Const Comp_Que_One = &B00000000 //Assert after one conversion
Const Comp_Que_Two = &B00000001 //Assert after two conversions
Const Comp_Que_Four = &B00000010 //Assert after four conversions
Const Comp_Que_Disable = &B00000011 //Disable comparator and set Alert/Ready pin to high impedence (default)
These comparator constants configure the behaviour of the ADS1115, and this is in regards to how many conversions must be made before the comparator output occurs. This helps filter out noise and ensures a trigger occurs when there are consistent readings. As an example, Comp_Que_One will trigger an alert after a single conversion threshold occurs, which is the most immediate response to changes in the input voltage. Comp_Que_Four will create a trigger when the last four consecutive conversions meet the threshold triggers. If disabled with Comp_Que_Disable, then no alert triggers will be generated, which is our case.

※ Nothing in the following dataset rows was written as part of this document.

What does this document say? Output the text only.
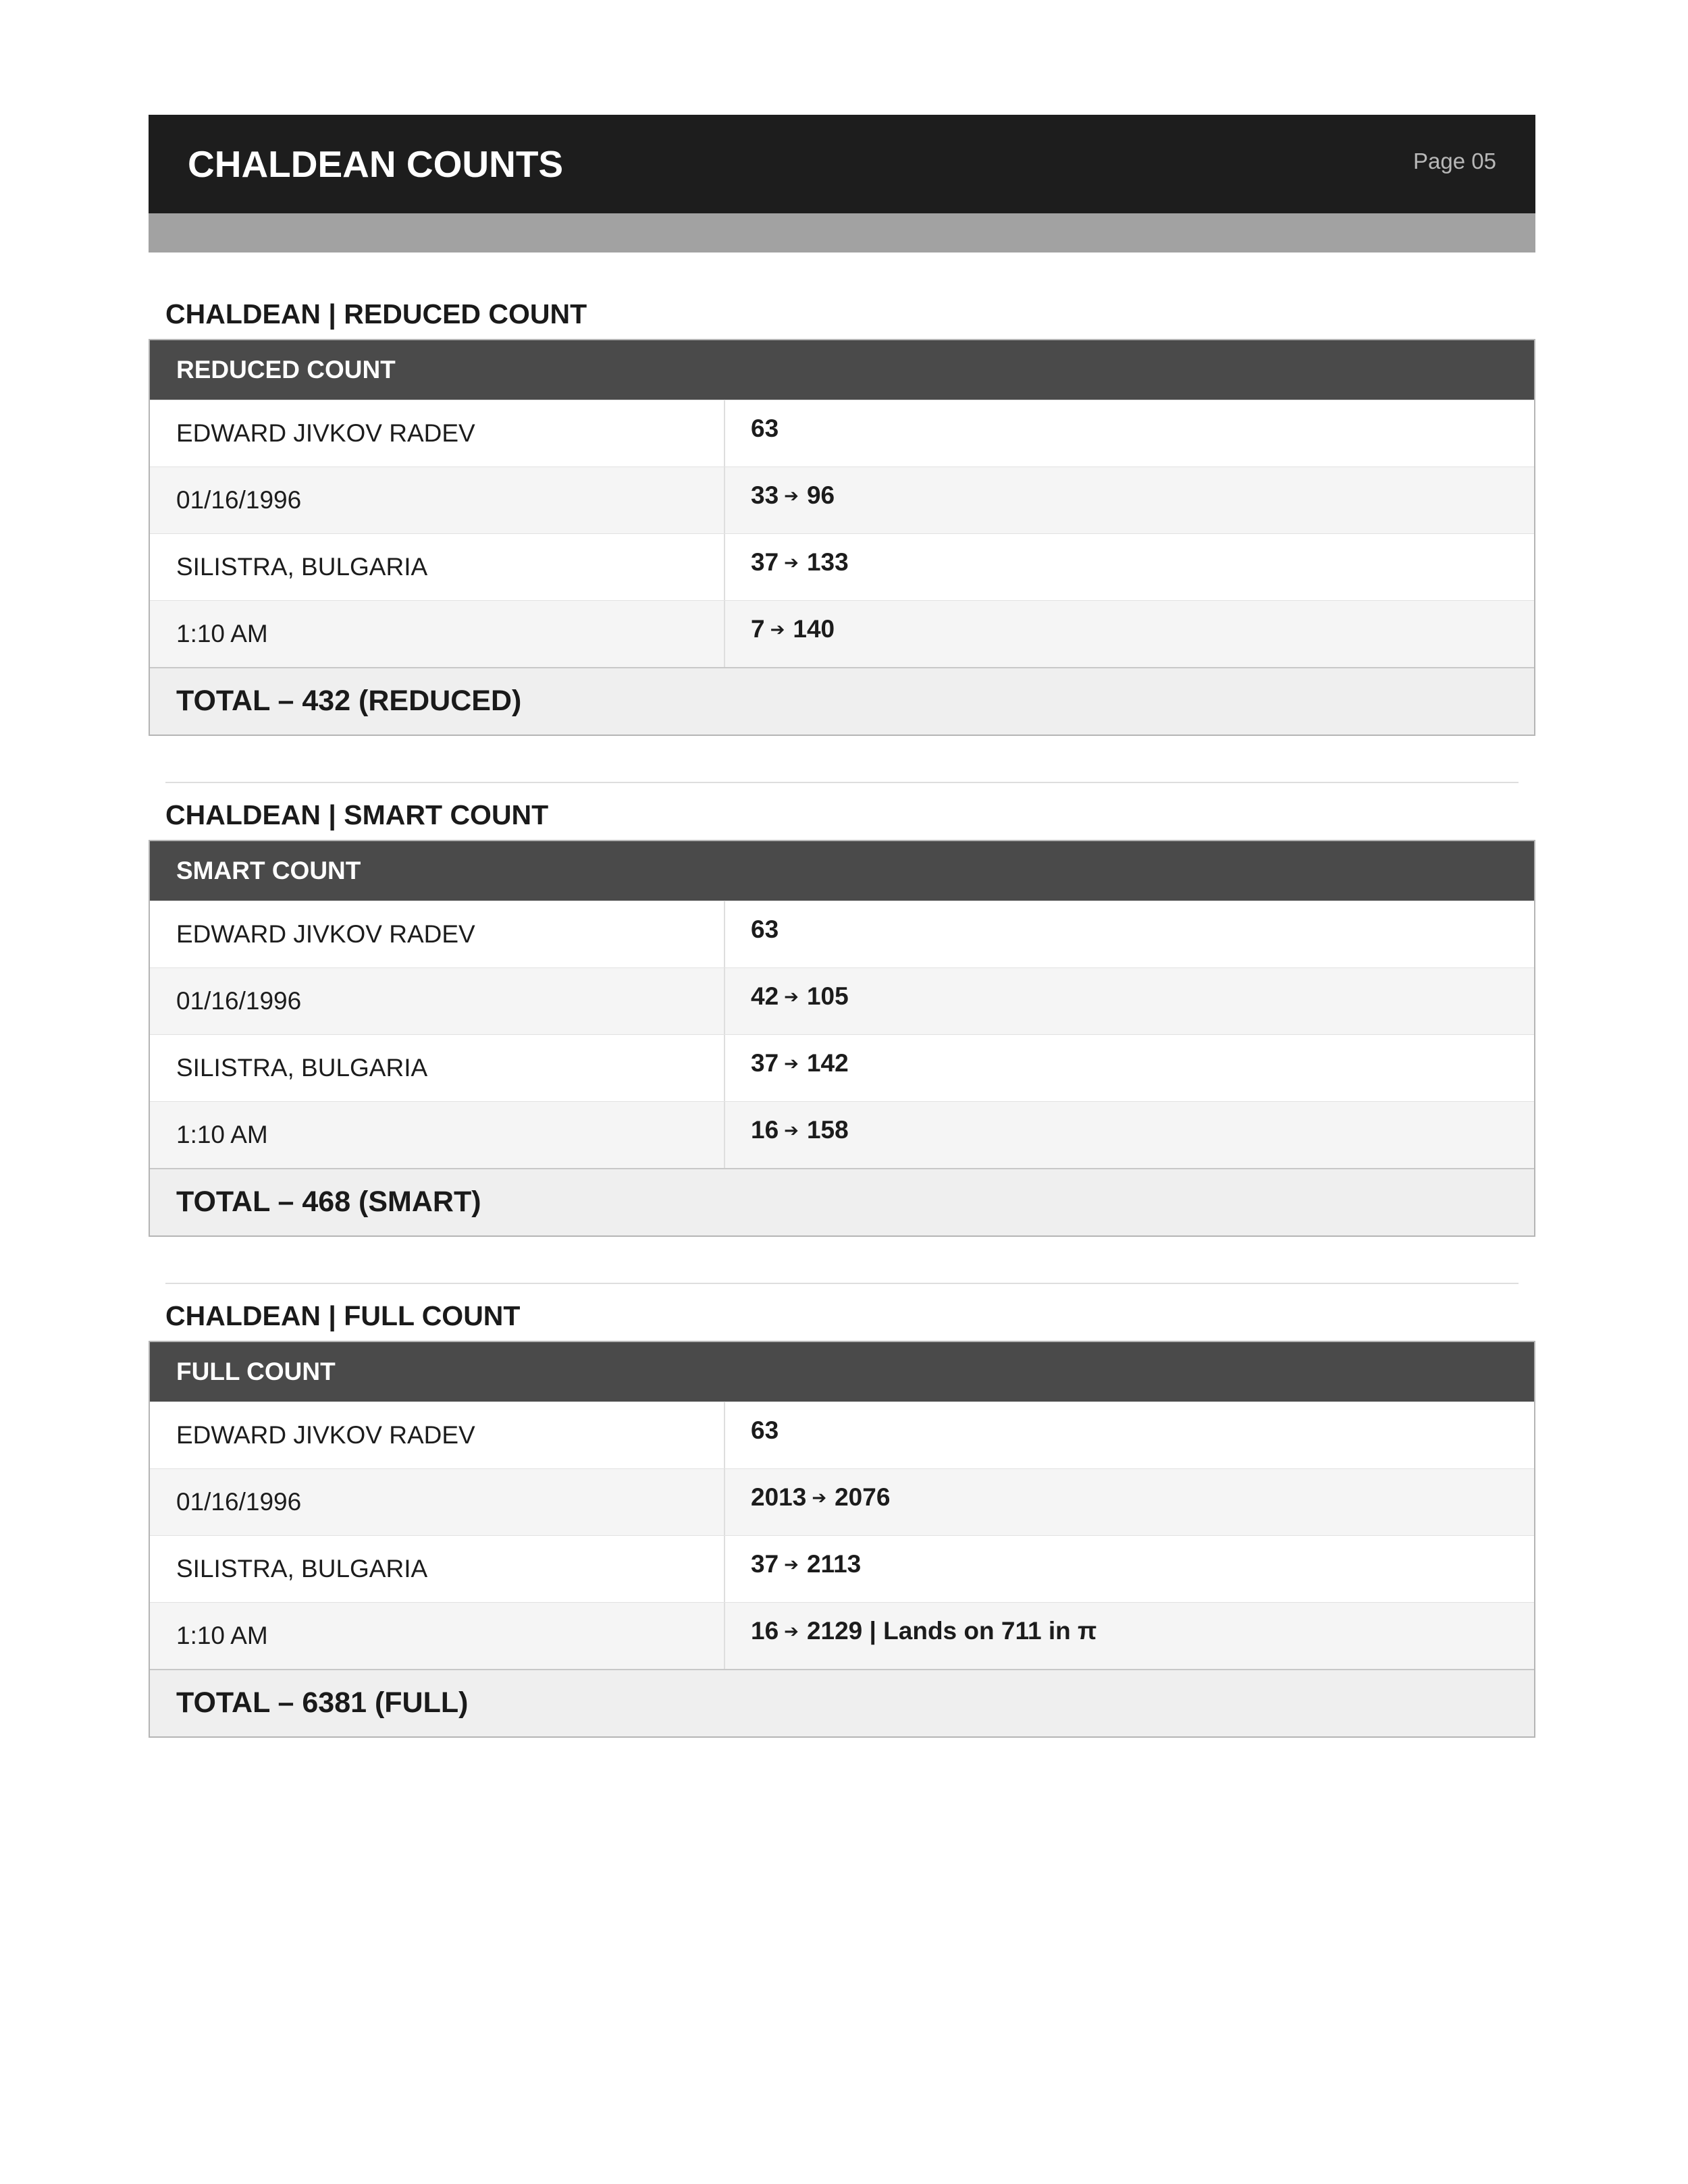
CHALDEAN COUNTS	Page 05
CHALDEAN | REDUCED COUNT
REDUCED COUNT
EDWARD JIVKOV RADEV	63
01/16/1996	33 ➔ 96
SILISTRA, BULGARIA	37 ➔ 133
1:10 AM	7 ➔ 140
TOTAL – 432 (REDUCED)
CHALDEAN | SMART COUNT
SMART COUNT
EDWARD JIVKOV RADEV	63
01/16/1996	42 ➔ 105
SILISTRA, BULGARIA	37 ➔ 142
1:10 AM	16 ➔ 158
TOTAL – 468 (SMART)
CHALDEAN | FULL COUNT
FULL COUNT
EDWARD JIVKOV RADEV	63
01/16/1996	2013 ➔ 2076
SILISTRA, BULGARIA	37 ➔ 2113
1:10 AM	16 ➔ 2129 | Lands on 711 in π
TOTAL – 6381 (FULL)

What is REALLY IMPORTANT is that the high-bit and low-bits which are written and read from the ADS1115 must be swapped on the Raspberry Pi to work.
//16 bit configuration
//&HB ABBB CCCD EEEF GHII
//Address pointer register
//A = Operational Status
//BBB = Input Multiplexer configuration
//CCC = Programmable Gain Amplifier
//D = Device Operating Mode
//EEE = Data Rate - Samples Per second
//F = Comparator Mode
//G = Comparator Polarity
//H = Latching Comparitor
//II = Comparator queue and disable
Setting the ADS1115 to retrieve the specific data you would like requires these 16-bits of data to be configured using the above constants. These constants have been made to allow easy addition in Xojo 2023r4. The high and low bytes must be swapped before reading and writing with the ADS1115. This structure allows you to control how the ADS1115 behaves.
A slight time pause is required to ensure the settings have been written, and for some data to have been internally read from the ADS1115.
Data is read in 16-bits and then the high and low bytes are swapped. Converting the 16-bit value to a decimal voltage is performed with the equation, and finally the voltage is shown in the TextArea control.
The ADS1115 is a very common voltage reader. This example shows how to build a program that can read the analogue voltage using I2C communication on the Raspberry Pi with Xojo 2023r4.